2014 besonders viele Flüchtlinge
Das Thema ist sperrig: Unbegleitete minderjährige Flüchtlinge lautet die offizielle Bezeichnung. Nach Sachsen-Anhalt kommen sie zumeist mit Hilfe von Schleusern. Und in diesem Jahr sind es besonders viele, berichtet Roland Barting vom Verein Refugium. 26 sind es bisher, rund dreimal so viele wie in den vergangenen Jahren, als im Durchschnitt zehn unbegleitete Flüchtlinge neu in das Land kamen. Bundesweit wird von rund 7.000 unbegleiteten Flüchtlingen pro Jahr ausgegangen. 15,6 Jahre jung sind die jungen Ausländer, die nach Sachsen-Anhalt kommen im Schnitt, zumeist männlich. Derzeit kommen vier von fünf der Flüchtlinge aus dem Krisenland Syrien. Refugium organisiert Unterstützung. Der Verein unter dem Dach der Caritas übernimmt landesweit Vormundschaften und begleitet die jungen Menschen auf ihrem weiteren Weg.
Menschen, die ihre Heimat verlassen haben und sich in einer fremden Umgebung, einer für sie neuen Kultur zurechtfinden müssen. So wie Ahmad Siar Pakzad, aus Afghanistan wie Mojatha Gholami. Beide besuchen die Berufsschule „Hermann Beims“ in Magdeburg und sitzen nun mit dem Staatsoberhaupt an der langen Tafel.

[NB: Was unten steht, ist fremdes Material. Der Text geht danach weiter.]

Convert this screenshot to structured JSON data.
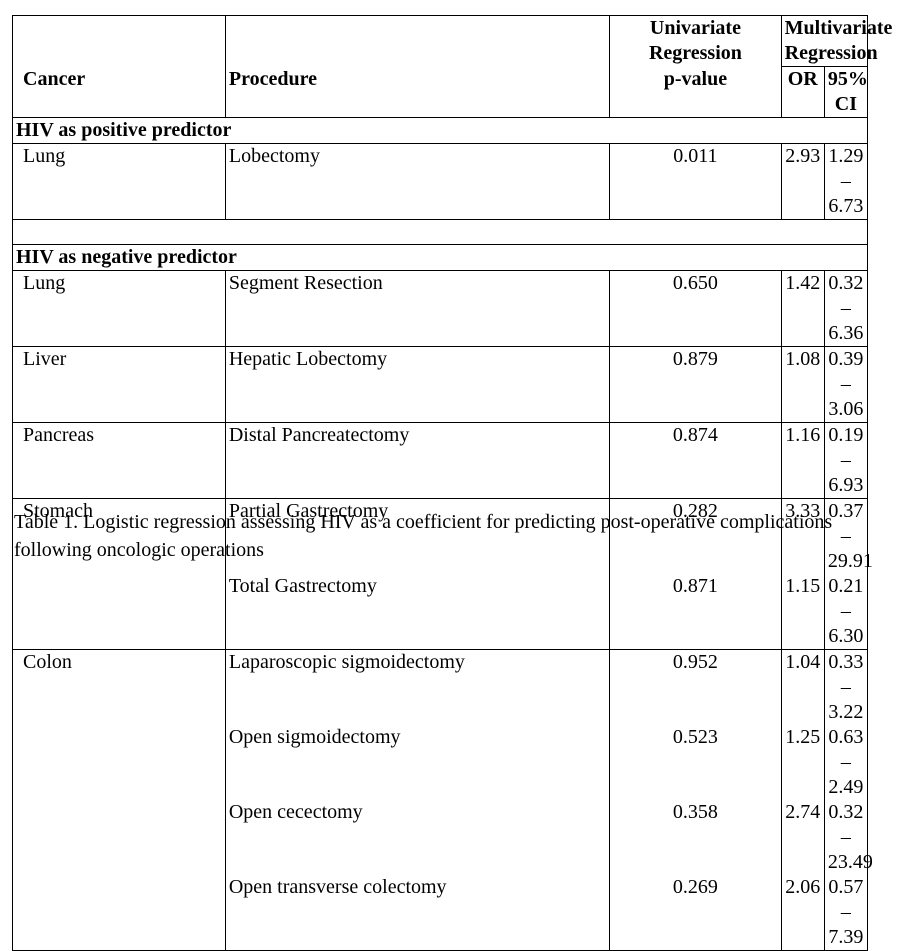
{
  "table": {
    "header": {
      "univariate_group": "Univariate Regression",
      "multivariate_group": "Multivariate Regression",
      "cancer": "Cancer",
      "procedure": "Procedure",
      "pvalue": "p-value",
      "or": "OR",
      "ci": "95% CI"
    },
    "positive_section": "HIV as positive predictor",
    "positive_rows": [
      {
        "cancer": "Lung",
        "procedure": "Lobectomy",
        "p": "0.011",
        "or": "2.93",
        "ci": "1.29 – 6.73"
      }
    ],
    "negative_section": "HIV as negative predictor",
    "negative_rows": [
      {
        "cancer": "Lung",
        "procedure": "Segment Resection",
        "p": "0.650",
        "or": "1.42",
        "ci": "0.32 – 6.36"
      },
      {
        "cancer": "Liver",
        "procedure": "Hepatic Lobectomy",
        "p": "0.879",
        "or": "1.08",
        "ci": "0.39 – 3.06"
      },
      {
        "cancer": "Pancreas",
        "procedure": "Distal Pancreatectomy",
        "p": "0.874",
        "or": "1.16",
        "ci": "0.19 – 6.93"
      },
      {
        "cancer": "Stomach",
        "procedure": "Partial Gastrectomy",
        "p": "0.282",
        "or": "3.33",
        "ci": "0.37 – 29.91"
      },
      {
        "cancer": "",
        "procedure": "Total Gastrectomy",
        "p": "0.871",
        "or": "1.15",
        "ci": "0.21 – 6.30"
      },
      {
        "cancer": "Colon",
        "procedure": "Laparoscopic sigmoidectomy",
        "p": "0.952",
        "or": "1.04",
        "ci": "0.33 – 3.22"
      },
      {
        "cancer": "",
        "procedure": "Open sigmoidectomy",
        "p": "0.523",
        "or": "1.25",
        "ci": "0.63 – 2.49"
      },
      {
        "cancer": "",
        "procedure": "Open cecectomy",
        "p": "0.358",
        "or": "2.74",
        "ci": "0.32 – 23.49"
      },
      {
        "cancer": "",
        "procedure": "Open transverse colectomy",
        "p": "0.269",
        "or": "2.06",
        "ci": "0.57 – 7.39"
      }
    ]
  },
  "caption": "Table 1. Logistic regression assessing HIV as a coefficient for predicting post-operative complications following oncologic operations"
}
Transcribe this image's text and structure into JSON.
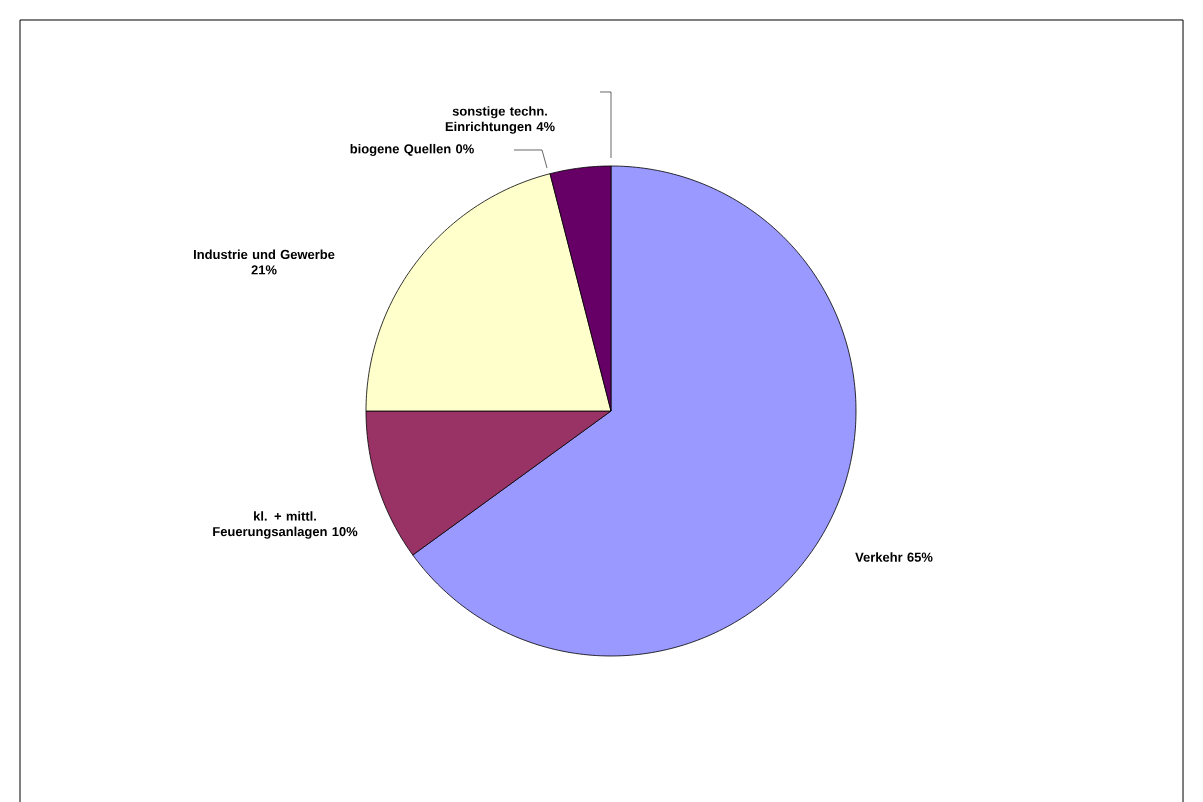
{
  "chart_data": {
    "type": "pie",
    "categories": [
      "Verkehr",
      "kl. + mittl. Feuerungsanlagen",
      "Industrie und Gewerbe",
      "biogene Quellen",
      "sonstige techn. Einrichtungen"
    ],
    "values": [
      65,
      10,
      21,
      0,
      4
    ],
    "value_labels": [
      "65%",
      "10%",
      "21%",
      "0%",
      "4%"
    ],
    "colors": [
      "#9999ff",
      "#993366",
      "#ffffcc",
      "#ccffff",
      "#660066"
    ]
  }
}
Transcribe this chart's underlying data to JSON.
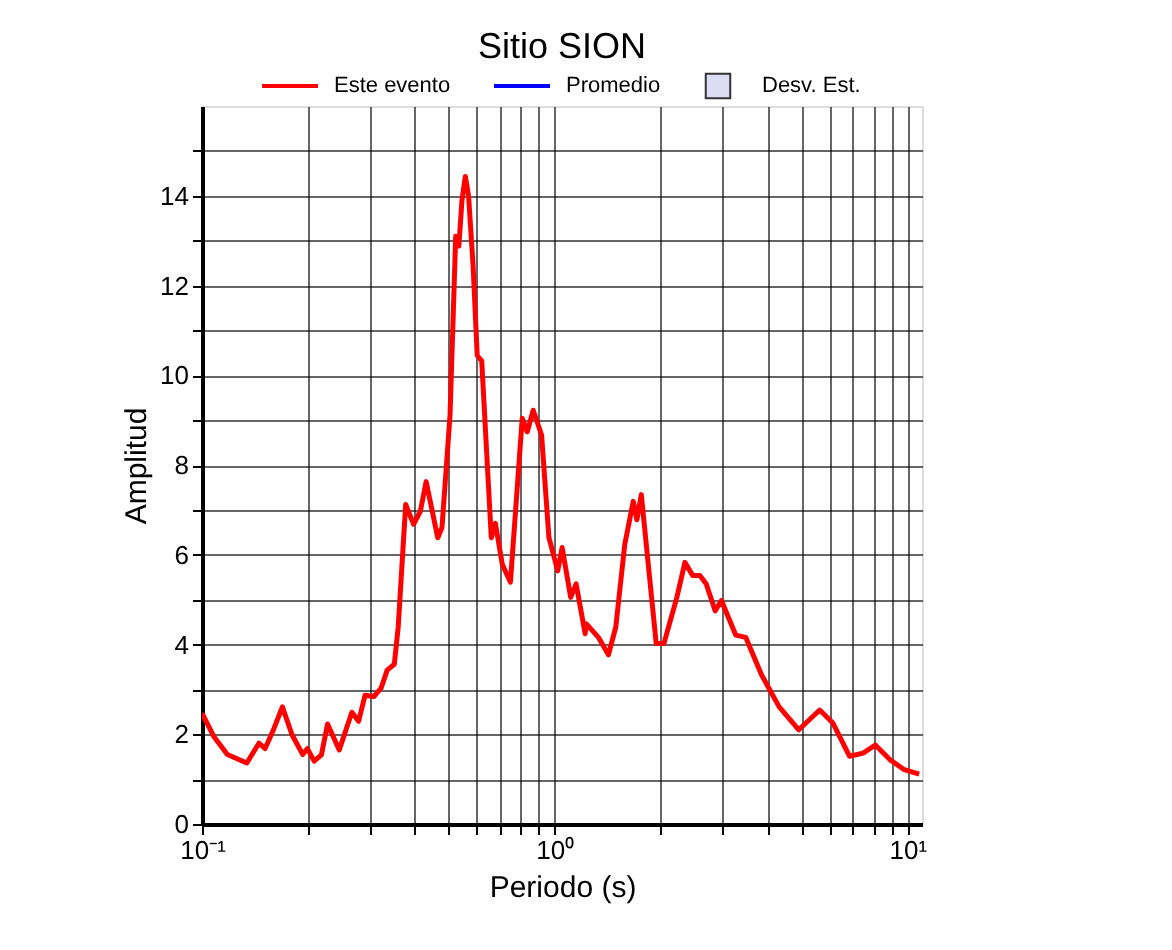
{
  "chart_data": {
    "type": "line",
    "title": "Sitio SION",
    "xlabel": "Periodo (s)",
    "ylabel": "Amplitud",
    "log": "x",
    "grid": true,
    "legend": "top",
    "xlim": [
      0.1,
      11
    ],
    "ylim": [
      0,
      16
    ],
    "xticks": [
      {
        "value": 0.1,
        "label": "10⁻¹"
      },
      {
        "value": 0.2,
        "label": null
      },
      {
        "value": 0.3,
        "label": null
      },
      {
        "value": 0.4,
        "label": null
      },
      {
        "value": 0.5,
        "label": null
      },
      {
        "value": 0.6,
        "label": null
      },
      {
        "value": 0.7,
        "label": null
      },
      {
        "value": 0.8,
        "label": null
      },
      {
        "value": 0.9,
        "label": null
      },
      {
        "value": 1,
        "label": "10⁰"
      },
      {
        "value": 2,
        "label": null
      },
      {
        "value": 3,
        "label": null
      },
      {
        "value": 4,
        "label": null
      },
      {
        "value": 5,
        "label": null
      },
      {
        "value": 6,
        "label": null
      },
      {
        "value": 7,
        "label": null
      },
      {
        "value": 8,
        "label": null
      },
      {
        "value": 9,
        "label": null
      },
      {
        "value": 10,
        "label": "10¹"
      }
    ],
    "yticks": [
      0,
      {
        "value": 1,
        "label": null
      },
      2,
      {
        "value": 3,
        "label": null
      },
      4,
      {
        "value": 5,
        "label": null
      },
      6,
      {
        "value": 7,
        "label": null
      },
      8,
      {
        "value": 9,
        "label": null
      },
      10,
      {
        "value": 11,
        "label": null
      },
      12,
      {
        "value": 13,
        "label": null
      },
      14,
      {
        "value": 15,
        "label": null
      }
    ],
    "x": [
      0.1,
      0.108,
      0.118,
      0.134,
      0.145,
      0.151,
      0.16,
      0.169,
      0.18,
      0.193,
      0.199,
      0.208,
      0.218,
      0.227,
      0.245,
      0.266,
      0.278,
      0.29,
      0.307,
      0.322,
      0.335,
      0.351,
      0.36,
      0.378,
      0.398,
      0.416,
      0.432,
      0.466,
      0.479,
      0.505,
      0.524,
      0.535,
      0.546,
      0.558,
      0.57,
      0.587,
      0.603,
      0.621,
      0.661,
      0.679,
      0.71,
      0.749,
      0.809,
      0.836,
      0.869,
      0.918,
      0.963,
      1.02,
      1.05,
      1.11,
      1.15,
      1.22,
      1.23,
      1.33,
      1.42,
      1.49,
      1.58,
      1.67,
      1.71,
      1.76,
      1.94,
      2.04,
      2.22,
      2.34,
      2.46,
      2.58,
      2.69,
      2.85,
      2.97,
      3.26,
      3.48,
      3.86,
      4.33,
      4.92,
      5.64,
      6.15,
      6.85,
      7.49,
      8.11,
      8.93,
      9.8,
      10.8
    ],
    "series": [
      {
        "name": "Este evento",
        "color": "#ff0000",
        "values": [
          2.47,
          1.95,
          1.55,
          1.36,
          1.8,
          1.68,
          2.13,
          2.61,
          1.99,
          1.55,
          1.68,
          1.4,
          1.54,
          2.23,
          1.65,
          2.49,
          2.29,
          2.87,
          2.84,
          3.03,
          3.43,
          3.56,
          4.39,
          7.12,
          6.68,
          6.97,
          7.63,
          6.38,
          6.6,
          9.11,
          13.1,
          12.88,
          13.91,
          14.43,
          13.99,
          12.44,
          10.44,
          10.32,
          6.38,
          6.7,
          5.79,
          5.39,
          9.04,
          8.74,
          9.22,
          8.67,
          6.38,
          5.64,
          6.16,
          5.05,
          5.35,
          4.24,
          4.46,
          4.16,
          3.77,
          4.39,
          6.23,
          7.19,
          6.78,
          7.34,
          4.02,
          4.02,
          5.05,
          5.83,
          5.54,
          5.54,
          5.35,
          4.75,
          4.98,
          4.21,
          4.16,
          3.32,
          2.61,
          2.1,
          2.54,
          2.25,
          1.51,
          1.58,
          1.76,
          1.43,
          1.21,
          1.11
        ]
      },
      {
        "name": "Promedio",
        "color": "#0000ff",
        "values": [
          null,
          null,
          null,
          null,
          null,
          null,
          null,
          null,
          null,
          null,
          null,
          null,
          null,
          null,
          null,
          null,
          null,
          null,
          null,
          null,
          null,
          null,
          null,
          null,
          null,
          null,
          null,
          null,
          null,
          null,
          null,
          null,
          null,
          null,
          null,
          null,
          null,
          null,
          null,
          null,
          null,
          null,
          null,
          null,
          null,
          null,
          null,
          null,
          null,
          null,
          null,
          null,
          null,
          null,
          null,
          null,
          null,
          null,
          null,
          null,
          null,
          null,
          null,
          null,
          null,
          null,
          null,
          null,
          null,
          null,
          null,
          null,
          null,
          null,
          null,
          null,
          null,
          null,
          null,
          null,
          null,
          null
        ]
      },
      {
        "name": "Desv. Est.",
        "type": "area",
        "color": "#dcdcf5",
        "values": [
          null,
          null,
          null,
          null,
          null,
          null,
          null,
          null,
          null,
          null,
          null,
          null,
          null,
          null,
          null,
          null,
          null,
          null,
          null,
          null,
          null,
          null,
          null,
          null,
          null,
          null,
          null,
          null,
          null,
          null,
          null,
          null,
          null,
          null,
          null,
          null,
          null,
          null,
          null,
          null,
          null,
          null,
          null,
          null,
          null,
          null,
          null,
          null,
          null,
          null,
          null,
          null,
          null,
          null,
          null,
          null,
          null,
          null,
          null,
          null,
          null,
          null,
          null,
          null,
          null,
          null,
          null,
          null,
          null,
          null,
          null,
          null,
          null,
          null,
          null,
          null,
          null,
          null,
          null,
          null,
          null,
          null
        ]
      }
    ]
  }
}
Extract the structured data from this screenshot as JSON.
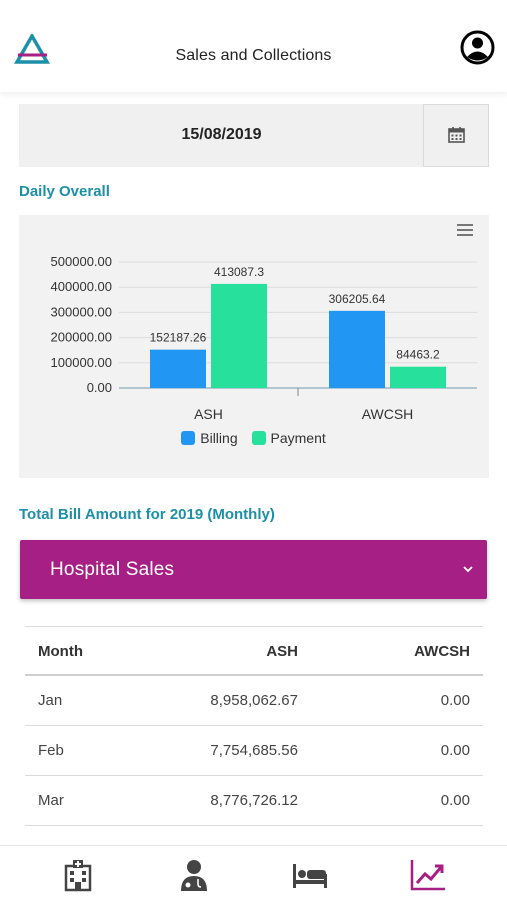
{
  "header": {
    "title": "Sales and Collections"
  },
  "date": {
    "value": "15/08/2019"
  },
  "daily": {
    "title": "Daily Overall"
  },
  "monthly": {
    "title": "Total Bill Amount for 2019 (Monthly)"
  },
  "dropdown": {
    "label": "Hospital Sales"
  },
  "colors": {
    "billing": "#2196f3",
    "payment": "#26e09c",
    "accent": "#a61f84",
    "teal": "#1d8fa8"
  },
  "chart_data": {
    "type": "bar",
    "categories": [
      "ASH",
      "AWCSH"
    ],
    "series": [
      {
        "name": "Billing",
        "values": [
          152187.26,
          306205.64
        ],
        "labels": [
          "152187.26",
          "306205.64"
        ]
      },
      {
        "name": "Payment",
        "values": [
          413087.3,
          84463.2
        ],
        "labels": [
          "413087.3",
          "84463.2"
        ]
      }
    ],
    "yticks": [
      "0.00",
      "100000.00",
      "200000.00",
      "300000.00",
      "400000.00",
      "500000.00"
    ],
    "ylim": [
      0,
      500000
    ],
    "legend": "bottom",
    "grid": true
  },
  "table": {
    "headers": [
      "Month",
      "ASH",
      "AWCSH"
    ],
    "rows": [
      [
        "Jan",
        "8,958,062.67",
        "0.00"
      ],
      [
        "Feb",
        "7,754,685.56",
        "0.00"
      ],
      [
        "Mar",
        "8,776,726.12",
        "0.00"
      ]
    ]
  },
  "nav": {
    "items": [
      "hospital-icon",
      "doctor-icon",
      "bed-icon",
      "trending-up-icon"
    ],
    "active": 3
  }
}
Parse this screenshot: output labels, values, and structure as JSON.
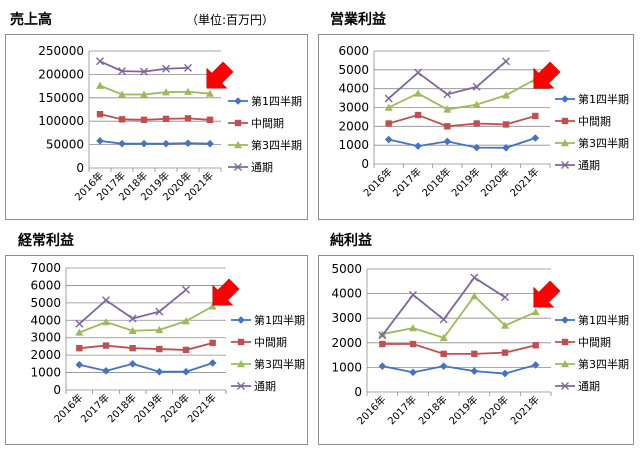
{
  "unit_label": "（単位:百万円）",
  "series_colors": [
    "#4472C4",
    "#C0504D",
    "#9BBB59",
    "#8064A2"
  ],
  "series_markers": [
    "diamond",
    "square",
    "triangle",
    "x"
  ],
  "arrow_color": "#FF0000",
  "chart_data": [
    {
      "type": "line",
      "title": "売上高",
      "categories": [
        "2016年",
        "2017年",
        "2018年",
        "2019年",
        "2020年",
        "2021年"
      ],
      "ylim": [
        0,
        250000
      ],
      "yticks": [
        "0",
        "50000",
        "100000",
        "150000",
        "200000",
        "250000"
      ],
      "grid": true,
      "legend": "right",
      "series": [
        {
          "name": "第1四半期",
          "values": [
            58000,
            52000,
            52000,
            52000,
            53000,
            52000
          ]
        },
        {
          "name": "中間期",
          "values": [
            115000,
            104000,
            103000,
            105000,
            106000,
            103000
          ]
        },
        {
          "name": "第3四半期",
          "values": [
            176000,
            157000,
            157000,
            162000,
            163000,
            159000
          ]
        },
        {
          "name": "通期",
          "values": [
            228000,
            207000,
            206000,
            212000,
            214000,
            null
          ]
        }
      ]
    },
    {
      "type": "line",
      "title": "営業利益",
      "categories": [
        "2016年",
        "2017年",
        "2018年",
        "2019年",
        "2020年",
        "2021年"
      ],
      "ylim": [
        0,
        6000
      ],
      "yticks": [
        "0",
        "1000",
        "2000",
        "3000",
        "4000",
        "5000",
        "6000"
      ],
      "grid": true,
      "legend": "right",
      "series": [
        {
          "name": "第1四半期",
          "values": [
            1300,
            950,
            1200,
            870,
            860,
            1380
          ]
        },
        {
          "name": "中間期",
          "values": [
            2150,
            2600,
            2000,
            2150,
            2100,
            2550
          ]
        },
        {
          "name": "第3四半期",
          "values": [
            3000,
            3750,
            2900,
            3150,
            3650,
            4500
          ]
        },
        {
          "name": "通期",
          "values": [
            3480,
            4850,
            3700,
            4100,
            5450,
            null
          ]
        }
      ]
    },
    {
      "type": "line",
      "title": "経常利益",
      "categories": [
        "2016年",
        "2017年",
        "2018年",
        "2019年",
        "2020年",
        "2021年"
      ],
      "ylim": [
        0,
        7000
      ],
      "yticks": [
        "0",
        "1000",
        "2000",
        "3000",
        "4000",
        "5000",
        "6000",
        "7000"
      ],
      "grid": true,
      "legend": "right",
      "series": [
        {
          "name": "第1四半期",
          "values": [
            1450,
            1100,
            1500,
            1050,
            1050,
            1550
          ]
        },
        {
          "name": "中間期",
          "values": [
            2400,
            2550,
            2400,
            2350,
            2300,
            2700
          ]
        },
        {
          "name": "第3四半期",
          "values": [
            3300,
            3900,
            3400,
            3450,
            3950,
            4800
          ]
        },
        {
          "name": "通期",
          "values": [
            3800,
            5150,
            4100,
            4500,
            5750,
            null
          ]
        }
      ]
    },
    {
      "type": "line",
      "title": "純利益",
      "categories": [
        "2016年",
        "2017年",
        "2018年",
        "2019年",
        "2020年",
        "2021年"
      ],
      "ylim": [
        0,
        5000
      ],
      "yticks": [
        "0",
        "1000",
        "2000",
        "3000",
        "4000",
        "5000"
      ],
      "grid": true,
      "legend": "right",
      "series": [
        {
          "name": "第1四半期",
          "values": [
            1050,
            800,
            1050,
            850,
            750,
            1100
          ]
        },
        {
          "name": "中間期",
          "values": [
            1950,
            1950,
            1550,
            1550,
            1600,
            1900
          ]
        },
        {
          "name": "第3四半期",
          "values": [
            2350,
            2600,
            2200,
            3900,
            2700,
            3250
          ]
        },
        {
          "name": "通期",
          "values": [
            2300,
            3950,
            2950,
            4650,
            3850,
            null
          ]
        }
      ]
    }
  ]
}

Der 17-jährige Ahmar Siar Pakzad hat, auch mit Unterstützung von Refugium, den Weg an die Schule gefunden. Das war nicht einfach: Zunächst für volljährig erklärt, konnte er erst spät seinen Schulbesuch beginnen. Ihn drückt die Sorge, was nach seinem 18. Geburtstag im Januar wird. „Ich weiß nicht, wie es weitergeht.“ Ist er volljährig, gelten neue Vorgaben. Unter anderem ist fraglich, ob er weiter die Schule besuchen darf.
Wunsch nach Regeln
Barting weiß um diese Sorgen. Und er beklagt, dass – so seine Erfahrung – für jeden der jungen Menschen aufs Neue ein Lösungsweg gesucht werden muss. Mehr als mühsam sei das. Der Sozialpädagoge wünscht sich Regeln. Damit der Behördenmarathon nicht jedes Mal von vorne beginnt.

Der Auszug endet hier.